Moreover, there be vital contradiction also on the point of demand of dowry as well as panchayati convened for it which is also vital in nature. Therefore, conviction under Section 4 of D.P. Act cannot be said to be sustainable in the eyes of law on the basis of material available on the record. 17. As a sequel to the aforesaid discussions, we are of the considered view that the prosecution has not been able to prove the charge against the present two co-accused of section 302/34 I.P.C and Section 4 of D.P. Act beyond any shadow of reasonable doubt. Resultantly, the judgment of conviction and order of sentence passed by the learned trial court vide impugned judgment, deserves to be disturbed. Ordered accordingly. The judgment of conviction as well as sentence slapped upon appellants is hereby set aside. 18. The net result is that the appeal on hand stands allowed.
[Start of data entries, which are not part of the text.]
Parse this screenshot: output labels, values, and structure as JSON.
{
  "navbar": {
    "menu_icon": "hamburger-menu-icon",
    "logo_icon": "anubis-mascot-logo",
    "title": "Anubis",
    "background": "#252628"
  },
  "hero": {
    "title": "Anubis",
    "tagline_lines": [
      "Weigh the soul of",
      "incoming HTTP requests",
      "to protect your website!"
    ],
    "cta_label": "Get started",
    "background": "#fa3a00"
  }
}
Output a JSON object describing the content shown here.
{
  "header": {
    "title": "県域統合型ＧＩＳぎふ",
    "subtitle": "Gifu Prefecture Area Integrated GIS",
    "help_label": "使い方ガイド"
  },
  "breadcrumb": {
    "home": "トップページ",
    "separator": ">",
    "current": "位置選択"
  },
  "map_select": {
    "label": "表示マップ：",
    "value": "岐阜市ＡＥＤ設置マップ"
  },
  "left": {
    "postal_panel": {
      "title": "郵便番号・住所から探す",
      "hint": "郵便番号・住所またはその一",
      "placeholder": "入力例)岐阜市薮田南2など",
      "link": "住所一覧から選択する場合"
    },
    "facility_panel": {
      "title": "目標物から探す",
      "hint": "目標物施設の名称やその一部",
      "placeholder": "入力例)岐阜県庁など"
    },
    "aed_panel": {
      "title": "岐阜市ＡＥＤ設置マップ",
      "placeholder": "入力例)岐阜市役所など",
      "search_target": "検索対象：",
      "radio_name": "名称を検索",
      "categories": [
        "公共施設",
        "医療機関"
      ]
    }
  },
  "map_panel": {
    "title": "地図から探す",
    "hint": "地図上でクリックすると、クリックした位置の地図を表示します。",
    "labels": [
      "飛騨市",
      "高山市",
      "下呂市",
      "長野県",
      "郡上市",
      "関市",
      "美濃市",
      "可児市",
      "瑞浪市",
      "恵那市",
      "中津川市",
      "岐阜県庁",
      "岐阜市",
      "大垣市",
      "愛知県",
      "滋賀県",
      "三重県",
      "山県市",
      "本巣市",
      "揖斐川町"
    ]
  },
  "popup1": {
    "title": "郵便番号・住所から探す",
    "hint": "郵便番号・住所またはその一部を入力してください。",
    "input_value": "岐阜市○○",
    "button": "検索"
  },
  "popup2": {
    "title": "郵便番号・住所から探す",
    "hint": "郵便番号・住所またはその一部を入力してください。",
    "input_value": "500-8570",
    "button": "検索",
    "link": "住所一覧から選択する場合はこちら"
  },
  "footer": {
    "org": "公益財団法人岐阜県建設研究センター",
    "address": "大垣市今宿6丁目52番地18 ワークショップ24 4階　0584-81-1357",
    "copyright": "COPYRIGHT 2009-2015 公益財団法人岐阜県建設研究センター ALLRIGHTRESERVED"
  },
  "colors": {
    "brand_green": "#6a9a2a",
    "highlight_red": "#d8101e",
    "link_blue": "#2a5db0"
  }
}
Accused Jamal Mian, who is stated to be in custody for the last more than 13 years, shall be released forthwith in this case, if not required in any other case(s). 19. Accused Amna Khatoon, who is already on bail during pendency of the instant appeal, is discharged from the liability of bail bonds submitted by her. Sureties are also discharged. 20. Let the jail authority concerned be informed about the outcome of the instant appeal by the Registry without any delay. Trial Court shall also be intimated of the outcome of the appeal. Lower Court record (in original) be remitted.